The CPA exam is one example used to illustrate how certification would serve much better than a degree. Anyone can take the CPA exam. Anyone passing it has proven they know what they're doing. Plenty of people with degrees in Accounting, even from prestigious institutions of higher learning, fail the CPA exam. The degree doesn't mean you know your supposed area of expertise. Certification does.

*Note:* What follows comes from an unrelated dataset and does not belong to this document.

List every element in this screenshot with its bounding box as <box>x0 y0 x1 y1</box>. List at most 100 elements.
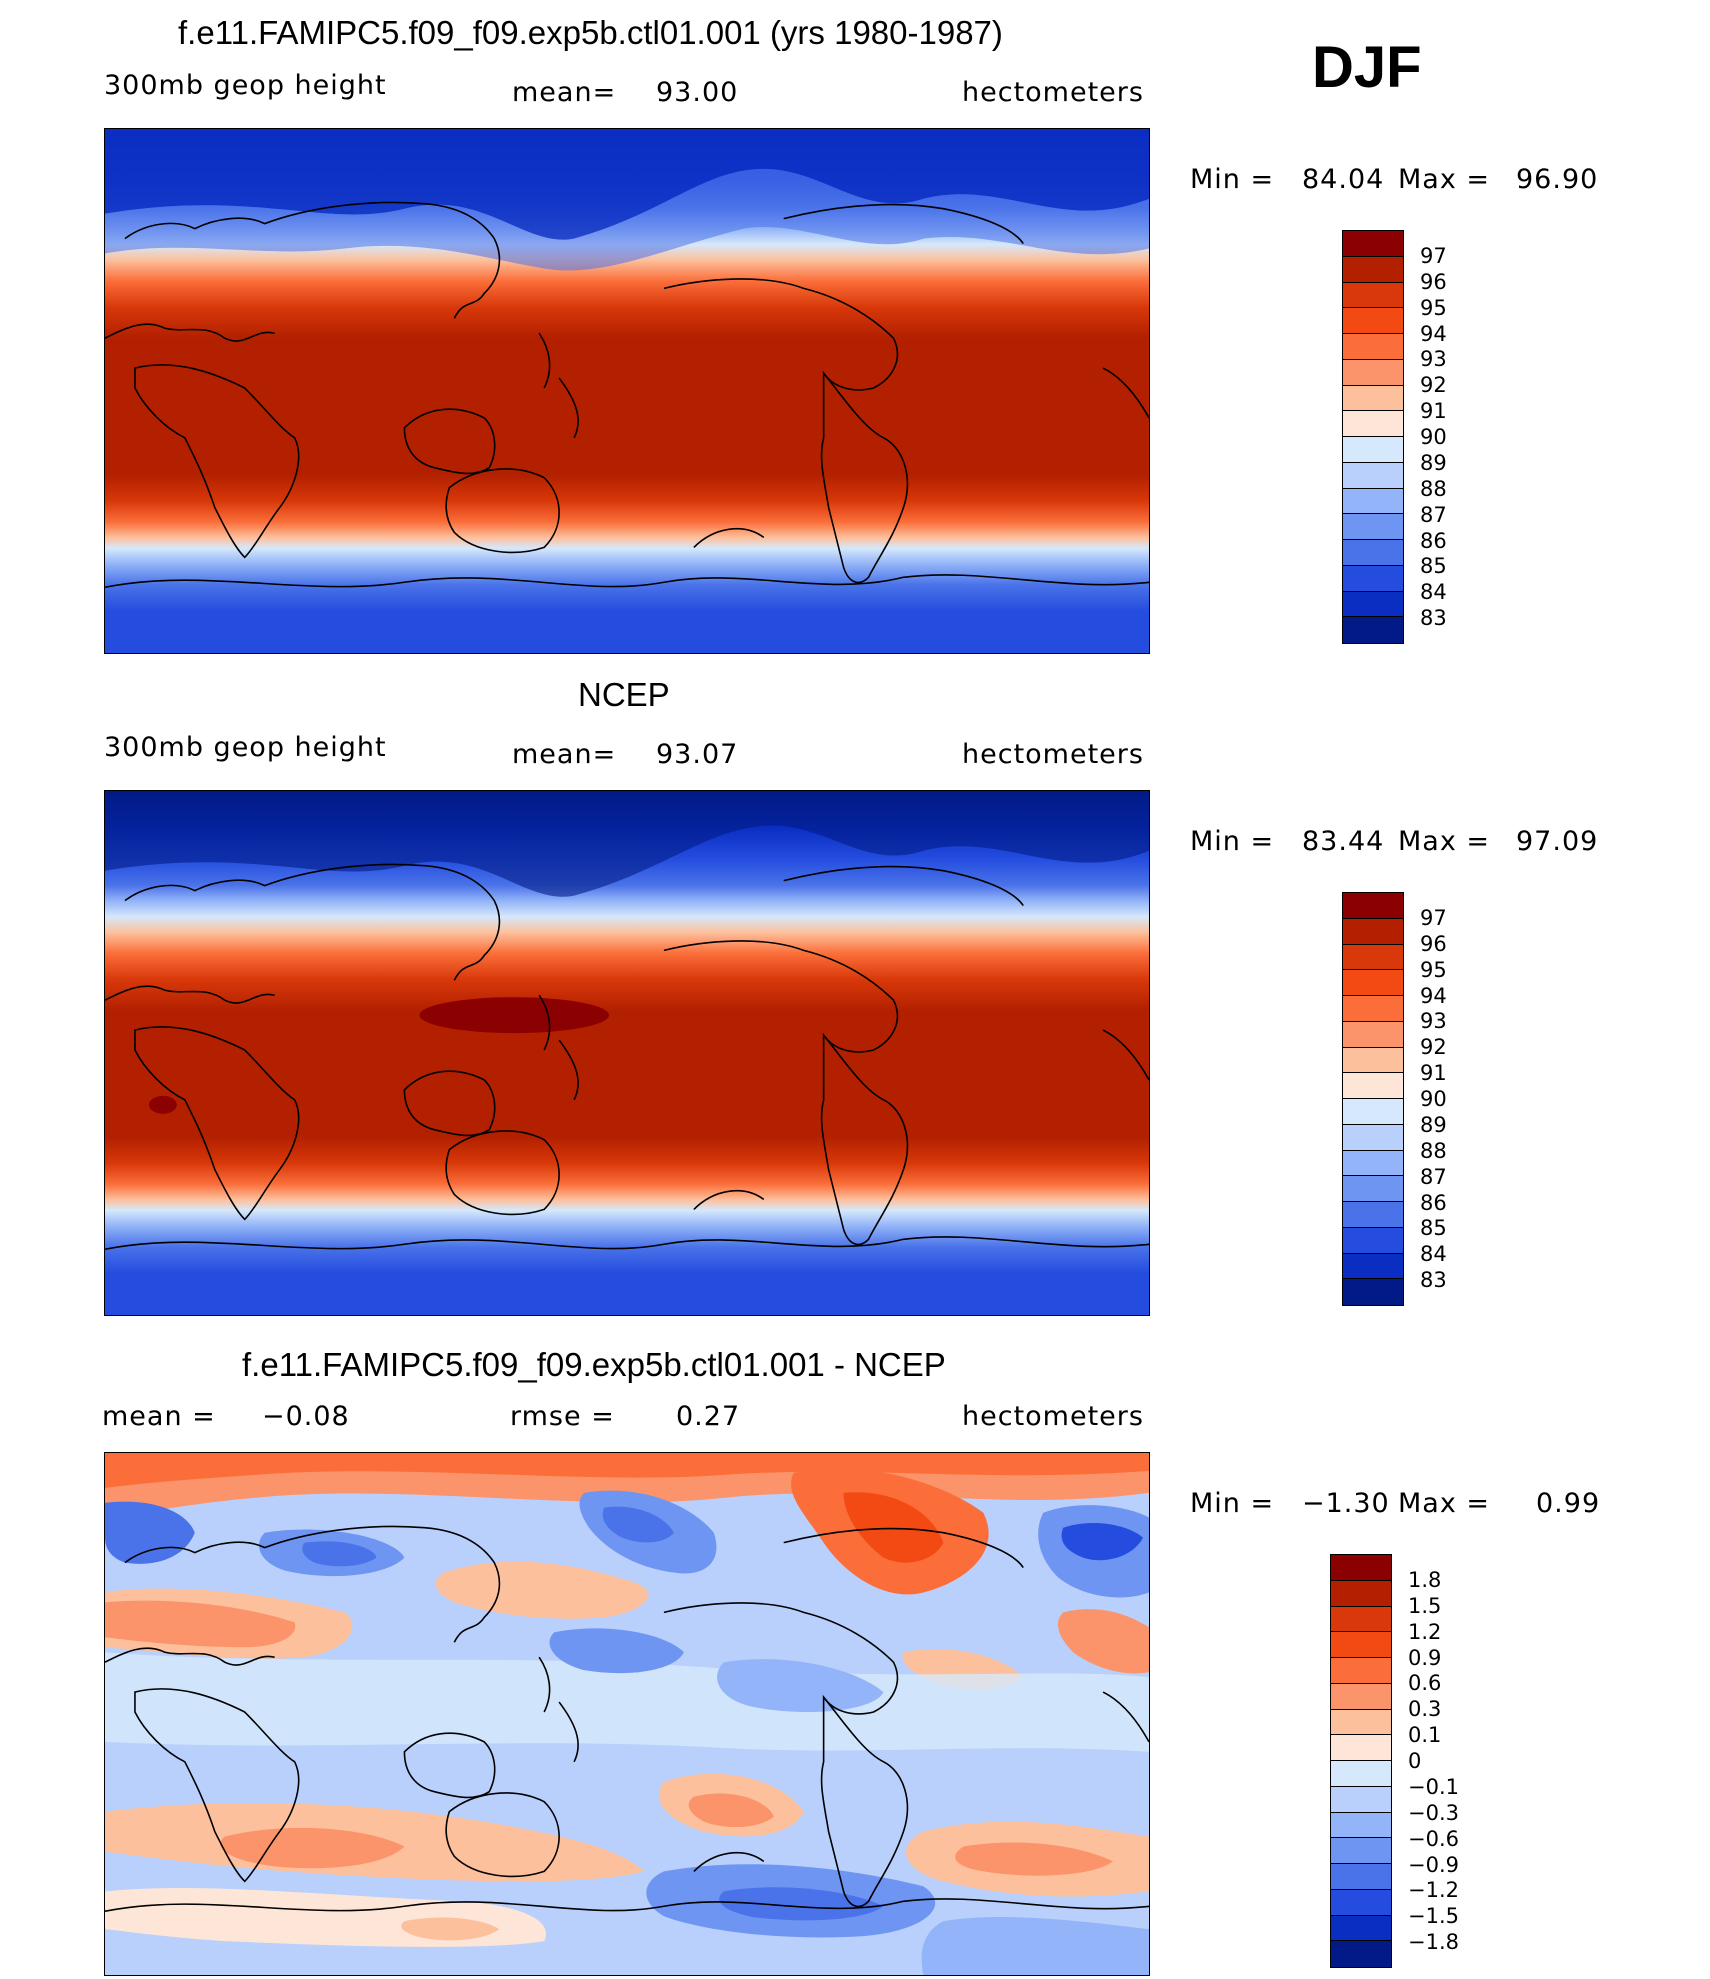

I've known plenty of people with engineering degrees incapable of designing or analyzing designs worth a darn, and plenty of people without engineering degrees that were the best damn engineers I've ever had the privilege of knowing or working with. Engineering has something similar to the CPA called PE, or Professional Engineer. Like the CPA exam, it is a standardized exam that certifies the engineer is indeed a master in their field. It is not an easy exam to pass. If you pass it, you've proven you know your subject and can add the coveted P.E. after their name. (In case you're wondering, I have not taken the PE. I'm pretty decent engineer and I make a good living from it, but I doubt I'd pass it the first ten or twenty times I take it.)

There are plenty of people out there with college degrees that, once they have them, end up working so far outside their field of study it seems the degrees they have aren't worth they paid to get them. It's like the old joke that goes something like this:

The scientist asks “What laws of nature define why this happens and can I recreate it?”

The engineer asks, “How can I make this work?”

The marketer asks, “How many of these can I sell and for what kind of profit margin?”

The person with the BA in English asks “Do you want fries with that?”

Yes, it's silly, overblown, and does not reflect reality...or at least it didn't only a few decades or so ago. So many people have degrees they spent four years and a lot of money to obtain, yet they haven't necessarily opened the doors to success that so many of us have been told will open once we have a degree. In reality, the degrees mean nothing. It's what you know. It doesn't matter how you came about that knowledge or experience, only that you have it. That should be the real criteria for so many of the so-called professional jobs out there. Certification is one way to prove that you do have that knowledge and/or experience.

Is it likely changing to certification rather than a degree will ever come to be? I doubt it. But it is something worth thinking about. And it might save a lot of people four years worth of time and money that could be better used to actually learn what it is they need to know.